Poi ricorda che Ambrosio schioccò le dita per richiamare l’attenzione del timoniere indonesiano, Jacob Rusli Bin, mentre lui annunciava ad alta voce che stava per assumere il comando: «The master take the com». Ma il timoniere sbagliò le virate nel momento cruciale agli ultimi metri utili.
«Se chi tiene la rotta, cioè Ambrosio, ha dei dubbi, deve manifestarli. Io credevo di essere molto più distante dalla costa e Ambrosio stava eseguendo la manovra. Se con il mio comportamento ho generato un dubbio a una persona adulta, lui doveva essere in grado di manifestarlo».
Ci sono accuse anche per il cartografo Simone Canessa (aver tracciato la rotta fatale su una carta nautica inadeguata). E pure per la giovane ufficiale donna, Silvia Coronica: «La nave era fuori rotta di quattro minuti». Insiste. «Se non avessi visto quella benedetta schiuma, chi parlava in plancia?
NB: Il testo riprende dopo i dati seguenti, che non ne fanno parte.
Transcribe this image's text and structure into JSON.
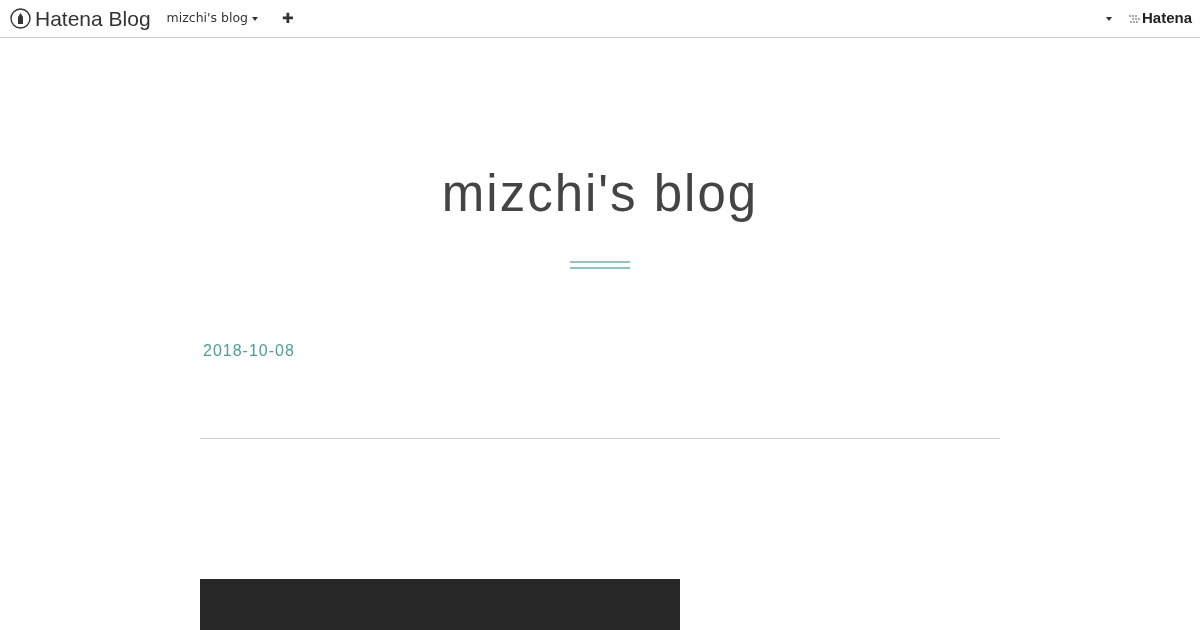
{
  "topbar": {
    "logo": "Hatena Blog",
    "blog_menu": "mizchi's blog",
    "add_button": "✚",
    "brand": "Hatena"
  },
  "blog": {
    "title": "mizchi's blog"
  },
  "entry": {
    "date": "2018-10-08"
  }
}
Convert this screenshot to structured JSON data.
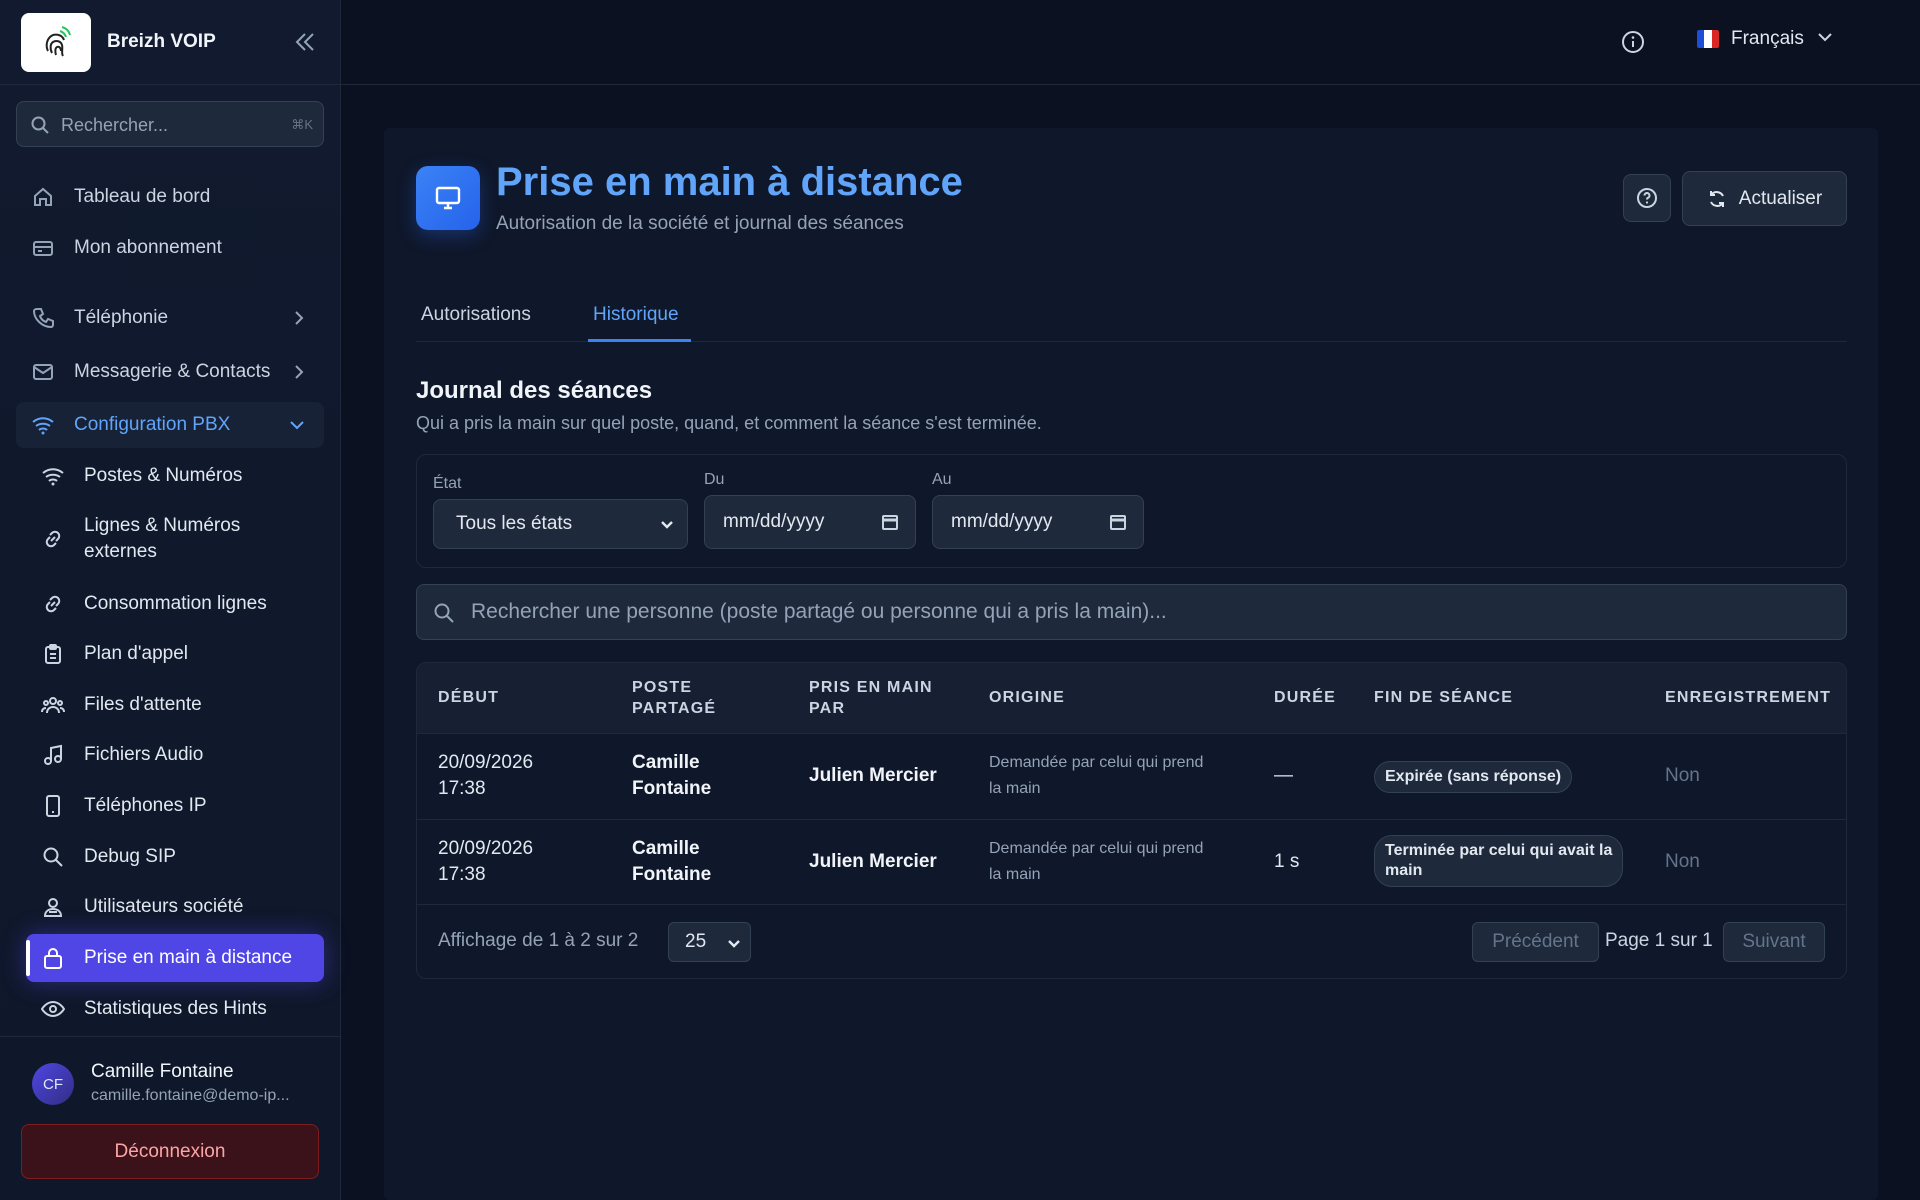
{
  "sidebar": {
    "brand_name": "Breizh VOIP",
    "search": {
      "placeholder": "Rechercher...",
      "shortcut": "⌘K"
    },
    "nav": [
      {
        "label": "Tableau de bord",
        "icon": "home-icon"
      },
      {
        "label": "Mon abonnement",
        "icon": "card-icon"
      },
      {
        "label": "Téléphonie",
        "icon": "phone-icon"
      },
      {
        "label": "Messagerie & Contacts",
        "icon": "mail-icon"
      },
      {
        "label": "Configuration PBX",
        "icon": "wifi-icon",
        "expanded": true
      }
    ],
    "sub_items": [
      {
        "label": "Postes & Numéros",
        "icon": "wifi-icon"
      },
      {
        "label": "Lignes & Numéros externes",
        "icon": "link-icon"
      },
      {
        "label": "Consommation lignes",
        "icon": "link-icon"
      },
      {
        "label": "Plan d'appel",
        "icon": "clipboard-icon"
      },
      {
        "label": "Files d'attente",
        "icon": "users-icon"
      },
      {
        "label": "Fichiers Audio",
        "icon": "music-icon"
      },
      {
        "label": "Téléphones IP",
        "icon": "smartphone-icon"
      },
      {
        "label": "Debug SIP",
        "icon": "search-icon"
      },
      {
        "label": "Utilisateurs société",
        "icon": "user-group-icon"
      },
      {
        "label": "Prise en main à distance",
        "icon": "lock-icon",
        "active": true
      },
      {
        "label": "Statistiques des Hints",
        "icon": "eye-icon"
      }
    ],
    "user": {
      "initials": "CF",
      "name": "Camille Fontaine",
      "email": "camille.fontaine@demo-ip..."
    },
    "logout_label": "Déconnexion"
  },
  "topbar": {
    "language": "Français",
    "flag_colors": [
      "#1d4ed8",
      "#ffffff",
      "#dc2626"
    ]
  },
  "page": {
    "title": "Prise en main à distance",
    "subtitle": "Autorisation de la société et journal des séances",
    "refresh_label": "Actualiser",
    "tabs": [
      {
        "label": "Autorisations",
        "active": false
      },
      {
        "label": "Historique",
        "active": true
      }
    ]
  },
  "journal": {
    "title": "Journal des séances",
    "subtitle": "Qui a pris la main sur quel poste, quand, et comment la séance s'est terminée.",
    "filters": {
      "state_label": "État",
      "state_value": "Tous les états",
      "from_label": "Du",
      "from_value": "mm/dd/yyyy",
      "to_label": "Au",
      "to_value": "mm/dd/yyyy"
    },
    "search_placeholder": "Rechercher une personne (poste partagé ou personne qui a pris la main)...",
    "columns": [
      "DÉBUT",
      "POSTE\nPARTAGÉ",
      "PRIS EN MAIN\nPAR",
      "ORIGINE",
      "DURÉE",
      "FIN DE SÉANCE",
      "ENREGISTREMENT"
    ],
    "rows": [
      {
        "debut": "20/09/2026\n17:38",
        "poste": "Camille\nFontaine",
        "pris_par": "Julien Mercier",
        "origine": "Demandée par celui qui prend\nla main",
        "duree": "—",
        "fin": "Expirée (sans réponse)",
        "enregistrement": "Non"
      },
      {
        "debut": "20/09/2026\n17:38",
        "poste": "Camille\nFontaine",
        "pris_par": "Julien Mercier",
        "origine": "Demandée par celui qui prend\nla main",
        "duree": "1 s",
        "fin": "Terminée par celui qui avait la\nmain",
        "enregistrement": "Non"
      }
    ],
    "footer": {
      "summary": "Affichage de 1 à 2 sur 2",
      "per_page": "25",
      "prev_label": "Précédent",
      "page_info": "Page 1 sur 1",
      "next_label": "Suivant"
    }
  },
  "colors": {
    "accent": "#60a5fa",
    "active_nav": "#4f46e5",
    "background": "#0b1121",
    "panel": "#0f172a"
  }
}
Il mutismo generale mi ha tratto in inganno. Se qualcuno avesse avuto accuratezza non avrei detto “Andiamo sugli scogli”, ma qualcuno degli ufficiali mi avrebbe dovuto dire: “Comandante, siamo sugli scogli!”. Invece stettero zitti».
L’interrogatorio prosegue oggi. A gennaio requisitorie, arringhe e sentenza.